Subject: Re: Asterisk deadlocks since Kernel 4.1


Am 19.11.2015 um 13:41 schrieb Hannes Frederic Sowa:
> On Thu, Nov 19, 2015, at 12:43, Stefan Priebe - Profihost AG wrote:
>>
>> Am 19.11.2015 um 12:41 schrieb Hannes Frederic Sowa:
>>> On Thu, Nov 19, 2015, at 10:56, Stefan Priebe - Profihost AG wrote:
>>>> OK it had a livelock again. It just took more time.
>>>>
>>>> So here is the data:
>>>
>>> Thanks, I couldn't reproduce it so far with simple threaded resolver
>>> loop on your kernel. :/
>>>
>>> Your data is useless if you don't also provide the file descriptor which
>>> you are blocking on right now. ;)
>>>
>>> Thanks,
>>> Hannes
>>
>> ah sorry. So we need the gdb backtrace with the rcvmsg and then the fd
>> list + netlink list?
>
> Yes, albeit the probability we find something new is minimal. We already
> know it blocks deep down in netlink code. I tried to reproduce it in
> multithreaded environment with no results so far. Can you even try a
> newer kernel?

I can try Kernel 4.4-rc1 next week. Or something else?

Stefan

>
> Bye,
> Hannes
>

2015-11-19 13:19:22

by Florian Weimer

[permalink] [raw]
Subject: Re: Asterisk deadlocks since Kernel 4.1

On 11/19/2015 01:46 PM, Stefan Priebe - Profihost AG wrote:

> I can try Kernel 4.4-rc1 next week. Or something else?

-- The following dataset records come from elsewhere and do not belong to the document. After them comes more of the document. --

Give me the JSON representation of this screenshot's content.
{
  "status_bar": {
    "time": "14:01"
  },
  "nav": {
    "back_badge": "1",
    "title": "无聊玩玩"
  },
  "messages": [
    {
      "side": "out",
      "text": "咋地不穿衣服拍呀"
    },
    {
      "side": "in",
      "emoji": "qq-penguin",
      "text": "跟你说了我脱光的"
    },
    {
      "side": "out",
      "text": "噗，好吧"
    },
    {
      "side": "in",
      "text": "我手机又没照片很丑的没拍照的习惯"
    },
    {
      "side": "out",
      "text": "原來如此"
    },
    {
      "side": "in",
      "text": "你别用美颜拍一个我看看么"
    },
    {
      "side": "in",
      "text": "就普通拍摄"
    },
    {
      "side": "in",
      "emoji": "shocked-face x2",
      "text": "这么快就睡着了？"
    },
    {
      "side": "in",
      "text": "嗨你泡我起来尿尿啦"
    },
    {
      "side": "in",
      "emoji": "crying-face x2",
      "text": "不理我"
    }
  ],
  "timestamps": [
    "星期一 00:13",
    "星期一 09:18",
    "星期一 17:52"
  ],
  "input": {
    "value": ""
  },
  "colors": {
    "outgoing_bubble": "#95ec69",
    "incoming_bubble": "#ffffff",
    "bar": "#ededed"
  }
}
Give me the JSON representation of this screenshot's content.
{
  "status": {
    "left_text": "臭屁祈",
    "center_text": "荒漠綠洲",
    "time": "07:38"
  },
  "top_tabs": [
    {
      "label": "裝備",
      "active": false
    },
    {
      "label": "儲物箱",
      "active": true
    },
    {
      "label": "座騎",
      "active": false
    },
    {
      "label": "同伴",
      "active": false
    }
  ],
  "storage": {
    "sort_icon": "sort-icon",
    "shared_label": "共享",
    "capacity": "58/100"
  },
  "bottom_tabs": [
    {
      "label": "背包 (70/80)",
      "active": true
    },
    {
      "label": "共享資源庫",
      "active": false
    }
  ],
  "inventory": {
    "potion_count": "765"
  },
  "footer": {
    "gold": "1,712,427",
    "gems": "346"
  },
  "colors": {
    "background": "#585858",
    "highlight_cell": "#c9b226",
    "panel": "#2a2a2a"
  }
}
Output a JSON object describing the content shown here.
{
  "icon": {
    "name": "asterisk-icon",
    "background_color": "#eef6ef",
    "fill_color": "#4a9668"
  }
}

I found this bug report which indicates that 4.1.10 works:

<https://issues.asterisk.org/jira/browse/ASTERISK-25251>

But in your original report, you said that 4.1.13 is broken.

This backtrace:

<https://issues.asterisk.org/jira/secure/attachment/52702/bt.txt>

shows a lot of waiting on quite different netlink sockets. So if this
is due to a race in Asterisk, it must have happened several times in a row.

Thanks,
Florian

Subject: Re: Asterisk deadlocks since Kernel 4.1


Am 19.11.2015 um 14:19 schrieb Florian Weimer:
> On 11/19/2015 01:46 PM, Stefan Priebe - Profihost AG wrote:
>
>> I can try Kernel 4.4-rc1 next week. Or something else?
>
> I found this bug report which indicates that 4.1.10 works:
>
> <https://issues.asterisk.org/jira/browse/ASTERISK-25251>
>
> But in your original report, you said that 4.1.13 is broken.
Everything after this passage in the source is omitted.